While the vehicle we’ve come to know as the Ford Mustang made its official debut at the New York World’s Fair in April of 1964, the original concept that ultimately became the Mustang was born much earlier. Looking for a way to tap into the huge population of Baby Boomer teenagers that were reaching driving age in the early 1960s, Ford set out to design a sporty, exciting vehicle that would appeal to this burgeoning market. Ford’s initial effort became known as the 1962 Mustang concept car.

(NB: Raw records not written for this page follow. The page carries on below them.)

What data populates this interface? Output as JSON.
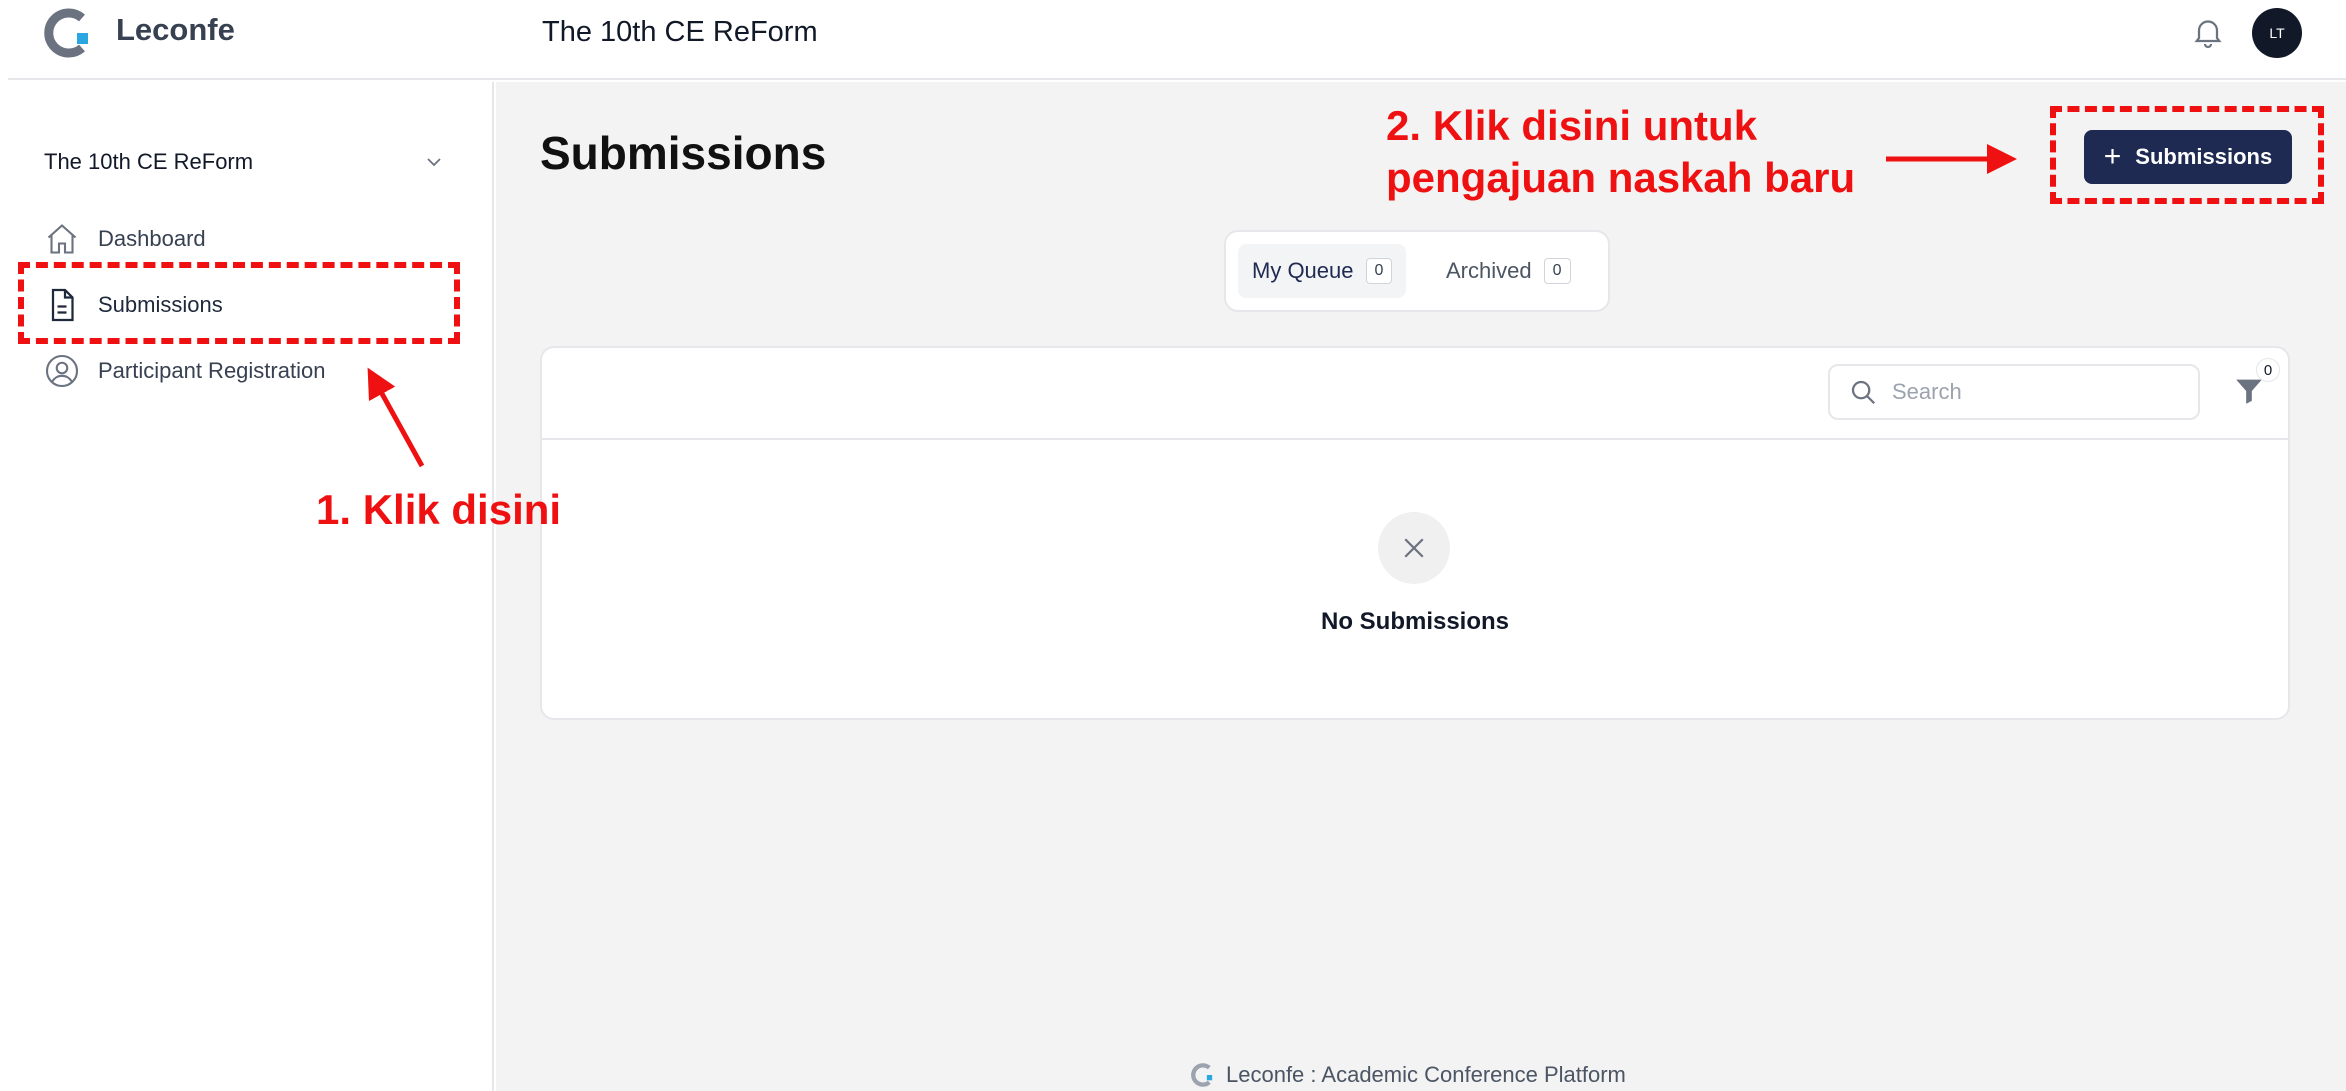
{
  "app": {
    "logo_text": "Leconfe",
    "header_title": "The 10th CE ReForm",
    "avatar_initials": "LT"
  },
  "sidebar": {
    "conference_selector": "The 10th CE ReForm",
    "items": [
      {
        "label": "Dashboard",
        "icon": "home-icon"
      },
      {
        "label": "Submissions",
        "icon": "document-icon",
        "active": true
      },
      {
        "label": "Participant Registration",
        "icon": "user-circle-icon"
      }
    ]
  },
  "main": {
    "page_title": "Submissions",
    "new_button_label": "Submissions",
    "tabs": [
      {
        "label": "My Queue",
        "count": "0",
        "active": true
      },
      {
        "label": "Archived",
        "count": "0",
        "active": false
      }
    ],
    "search_placeholder": "Search",
    "filter_count": "0",
    "empty_text": "No Submissions"
  },
  "footer": {
    "text": "Leconfe : Academic Conference Platform"
  },
  "annotations": {
    "step1": "1. Klik disini",
    "step2_line1": "2. Klik disini untuk",
    "step2_line2": "pengajuan naskah baru",
    "color": "#ef1111"
  },
  "colors": {
    "primary": "#1e2a52",
    "background": "#f3f3f3"
  }
}
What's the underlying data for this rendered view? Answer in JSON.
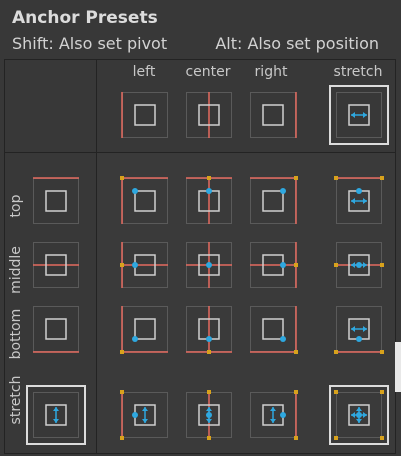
{
  "panel": {
    "title": "Anchor Presets",
    "hint_left": "Shift: Also set pivot",
    "hint_right": "Alt: Also set position"
  },
  "columns": [
    "left",
    "center",
    "right",
    "stretch"
  ],
  "rows": [
    "top",
    "middle",
    "bottom",
    "stretch"
  ],
  "colors": {
    "accent": "#e46a5f",
    "pivot": "#2ea8e0",
    "handle": "#d8a21c",
    "border": "#5a5a5a"
  },
  "selected": {
    "header_col": "stretch",
    "header_row": "stretch"
  },
  "icons": [
    "anchor-preset-icon"
  ]
}
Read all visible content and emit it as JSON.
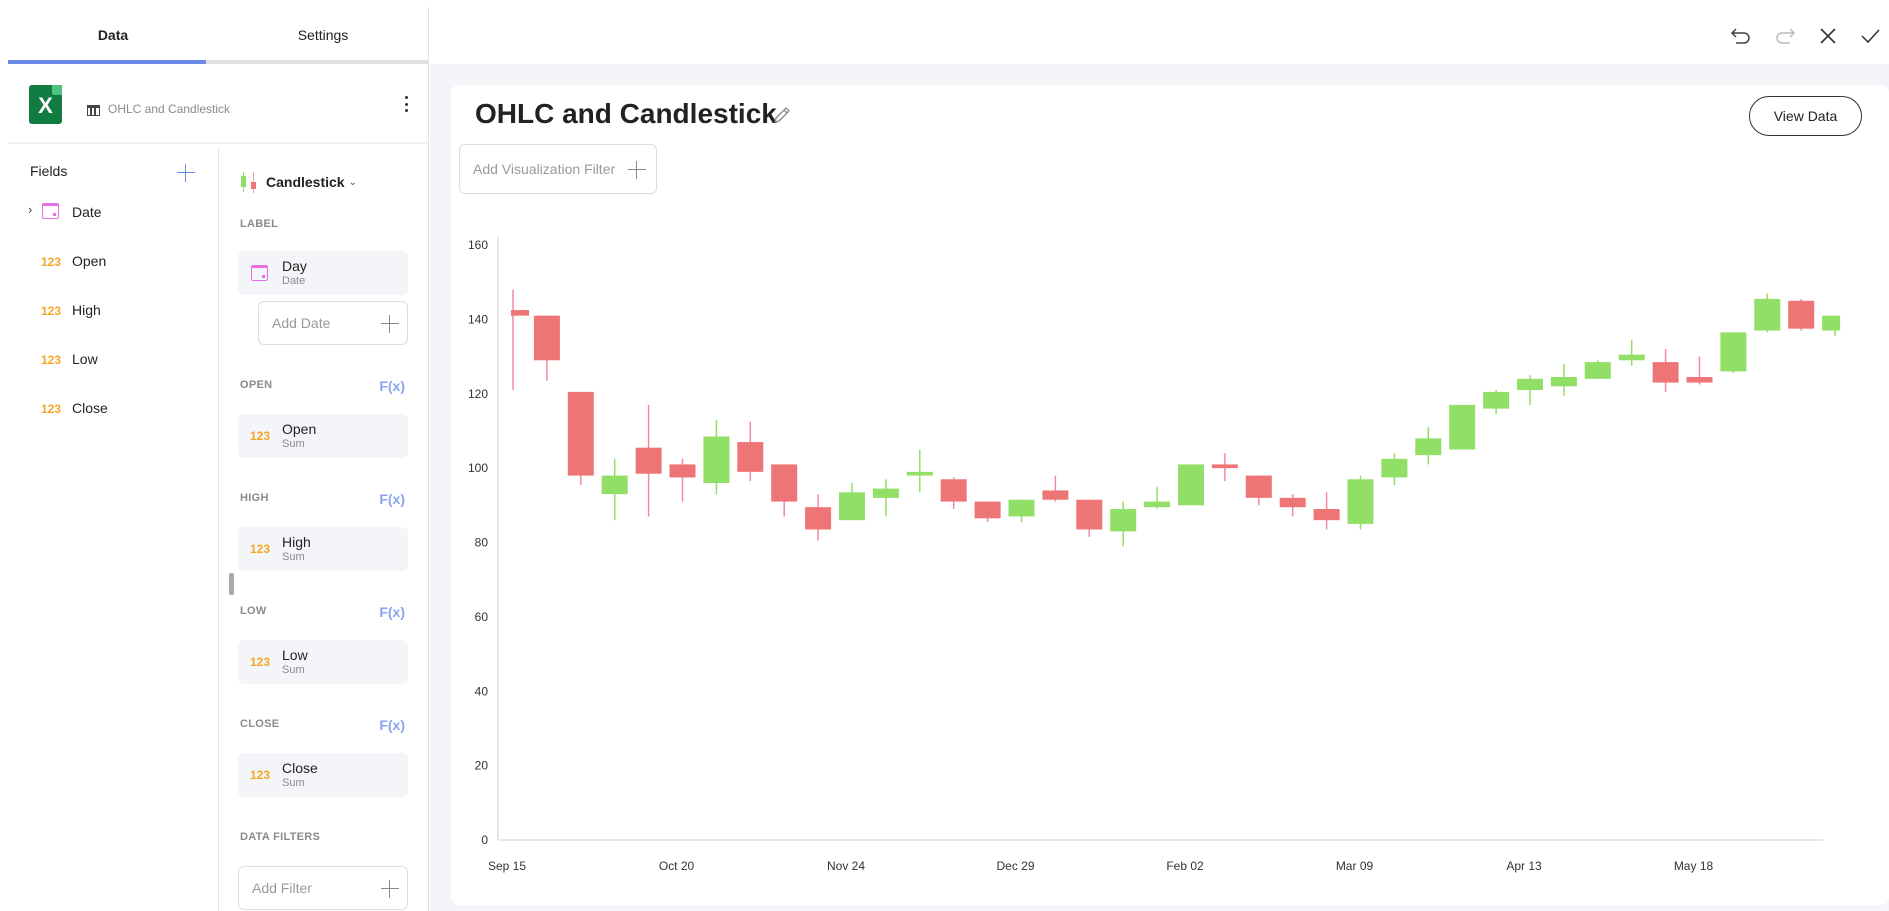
{
  "left_panel": {
    "tabs": [
      {
        "label": "Data",
        "active": true
      },
      {
        "label": "Settings",
        "active": false
      }
    ],
    "source": {
      "icon": "excel-icon",
      "excel_letter": "X",
      "table_icon": "table-icon",
      "name": "OHLC and Candlestick"
    },
    "fields": {
      "title": "Fields",
      "items": [
        {
          "label": "Date",
          "icon": "calendar-icon",
          "expandable": true
        },
        {
          "label": "Open",
          "icon": "123"
        },
        {
          "label": "High",
          "icon": "123"
        },
        {
          "label": "Low",
          "icon": "123"
        },
        {
          "label": "Close",
          "icon": "123"
        }
      ]
    },
    "config": {
      "visualization": "Candlestick",
      "label_section": {
        "title": "LABEL",
        "pill": {
          "title": "Day",
          "sub": "Date"
        },
        "add_placeholder": "Add Date"
      },
      "open_section": {
        "title": "OPEN",
        "fx": "F(x)",
        "pill": {
          "icon": "123",
          "title": "Open",
          "sub": "Sum"
        }
      },
      "high_section": {
        "title": "HIGH",
        "fx": "F(x)",
        "pill": {
          "icon": "123",
          "title": "High",
          "sub": "Sum"
        }
      },
      "low_section": {
        "title": "LOW",
        "fx": "F(x)",
        "pill": {
          "icon": "123",
          "title": "Low",
          "sub": "Sum"
        }
      },
      "close_section": {
        "title": "CLOSE",
        "fx": "F(x)",
        "pill": {
          "icon": "123",
          "title": "Close",
          "sub": "Sum"
        }
      },
      "filters_section": {
        "title": "DATA FILTERS",
        "add_placeholder": "Add Filter"
      }
    }
  },
  "toolbar": {
    "buttons": [
      "undo-icon",
      "redo-icon",
      "close-icon",
      "check-icon"
    ]
  },
  "main": {
    "title": "OHLC and Candlestick",
    "add_viz_filter": "Add Visualization Filter",
    "view_data_label": "View Data"
  },
  "colors": {
    "accent": "#6c8ae8",
    "up": "#92df68",
    "down": "#ee7575",
    "down_wick": "#f08aa0",
    "number_icon": "#f5a623",
    "date_icon": "#e86fe2"
  },
  "chart_data": {
    "type": "candlestick",
    "title": "OHLC and Candlestick",
    "xlabel": "",
    "ylabel": "",
    "ylim": [
      0,
      160
    ],
    "yticks": [
      0,
      20,
      40,
      60,
      80,
      100,
      120,
      140,
      160
    ],
    "xtick_labels": [
      {
        "label": "Sep 15",
        "index": 0
      },
      {
        "label": "Oct 20",
        "index": 5
      },
      {
        "label": "Nov 24",
        "index": 10
      },
      {
        "label": "Dec 29",
        "index": 15
      },
      {
        "label": "Feb 02",
        "index": 20
      },
      {
        "label": "Mar 09",
        "index": 25
      },
      {
        "label": "Apr 13",
        "index": 30
      },
      {
        "label": "May 18",
        "index": 35
      }
    ],
    "grid": false,
    "series": [
      {
        "o": 142.5,
        "h": 148,
        "l": 121,
        "c": 141
      },
      {
        "o": 141,
        "h": 141,
        "l": 123.5,
        "c": 129
      },
      {
        "o": 120.5,
        "h": 120.5,
        "l": 95.5,
        "c": 98
      },
      {
        "o": 93,
        "h": 102.5,
        "l": 86,
        "c": 98
      },
      {
        "o": 105.5,
        "h": 117,
        "l": 87,
        "c": 98.5
      },
      {
        "o": 101,
        "h": 102.5,
        "l": 91,
        "c": 97.5
      },
      {
        "o": 96,
        "h": 113,
        "l": 93,
        "c": 108.5
      },
      {
        "o": 107,
        "h": 112.5,
        "l": 96.5,
        "c": 99
      },
      {
        "o": 101,
        "h": 101,
        "l": 87,
        "c": 91
      },
      {
        "o": 89.5,
        "h": 93,
        "l": 80.5,
        "c": 83.5
      },
      {
        "o": 86,
        "h": 96,
        "l": 86,
        "c": 93.5
      },
      {
        "o": 92,
        "h": 97,
        "l": 87,
        "c": 94.5
      },
      {
        "o": 98,
        "h": 105,
        "l": 93.5,
        "c": 99
      },
      {
        "o": 97,
        "h": 97.5,
        "l": 89,
        "c": 91
      },
      {
        "o": 91,
        "h": 91,
        "l": 85.5,
        "c": 86.5
      },
      {
        "o": 87,
        "h": 91.5,
        "l": 85.5,
        "c": 91.5
      },
      {
        "o": 94,
        "h": 98,
        "l": 91,
        "c": 91.5
      },
      {
        "o": 91.5,
        "h": 91.5,
        "l": 81.5,
        "c": 83.5
      },
      {
        "o": 83,
        "h": 91,
        "l": 79,
        "c": 89
      },
      {
        "o": 89.5,
        "h": 95,
        "l": 89,
        "c": 91
      },
      {
        "o": 90,
        "h": 101,
        "l": 90,
        "c": 101
      },
      {
        "o": 101,
        "h": 104,
        "l": 96.5,
        "c": 100
      },
      {
        "o": 98,
        "h": 98,
        "l": 90,
        "c": 92
      },
      {
        "o": 92,
        "h": 93,
        "l": 87,
        "c": 89.5
      },
      {
        "o": 89,
        "h": 93.5,
        "l": 83.5,
        "c": 86
      },
      {
        "o": 85,
        "h": 98,
        "l": 83.5,
        "c": 97
      },
      {
        "o": 97.5,
        "h": 104,
        "l": 95.5,
        "c": 102.5
      },
      {
        "o": 103.5,
        "h": 111,
        "l": 101,
        "c": 108
      },
      {
        "o": 105,
        "h": 117,
        "l": 105,
        "c": 117
      },
      {
        "o": 116,
        "h": 121,
        "l": 114.5,
        "c": 120.5
      },
      {
        "o": 121,
        "h": 125,
        "l": 117,
        "c": 124
      },
      {
        "o": 122,
        "h": 128,
        "l": 119.5,
        "c": 124.5
      },
      {
        "o": 124,
        "h": 129,
        "l": 124,
        "c": 128.5
      },
      {
        "o": 129,
        "h": 134.5,
        "l": 127.5,
        "c": 130.5
      },
      {
        "o": 128.5,
        "h": 132,
        "l": 120.5,
        "c": 123
      },
      {
        "o": 124.5,
        "h": 130,
        "l": 122.5,
        "c": 123
      },
      {
        "o": 126,
        "h": 136.5,
        "l": 125.5,
        "c": 136.5
      },
      {
        "o": 137,
        "h": 147,
        "l": 136.5,
        "c": 145.5
      },
      {
        "o": 145,
        "h": 145.5,
        "l": 137,
        "c": 137.5
      },
      {
        "o": 137,
        "h": 141,
        "l": 135.5,
        "c": 141
      }
    ]
  }
}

The Birth of the Mustang I

1962 Mustang Concept Car

Lee Iacocca, the man who would later become famous for spearheading the resurrection of Chrysler in the 1980s, served as the general manager of the Ford Division of the Ford Motor Company in the early 1960s. Iacocca was tasked with creating a concept car that would capture the imagination of America’s youth. Leading a committee of Ford managers known as the Fairlane Group, Iacocca went to work designing a vehicle that combined sporty styling, superior performance and an affordable price.

Tireless Efforts Led to a Variety of Design Concepts

In order to stimulate the creative process, Iacocca and a Ford VP named Gary Bordinant, who also served as Ford’s director of styling, decided to stage a competition in the summer of 1962 to challenge the designers to come up with an acceptable concept. The tireless efforts of the design team eventually led to a total of seven clay models being produced. The winning version featured a racecar-type design that was far different than the Mustang that eventually hit the streets in 1964. A number of names were considered for the original car, including Special Falcon, Cougar and T-Bird II before Ford finally settled on the Mustang I.

The Unveiling of the Mustang I

The 1962 Mustang concept car made its debut on October 7, 1962, at the United States Grand Prix in Watkins Glen, New York. The new vehicle had limited appeal to the general public, leading to the introduction of a redesigned concept car a year later. Ford continued to tweak the design until it arrived at the model that became known as the 1964.5.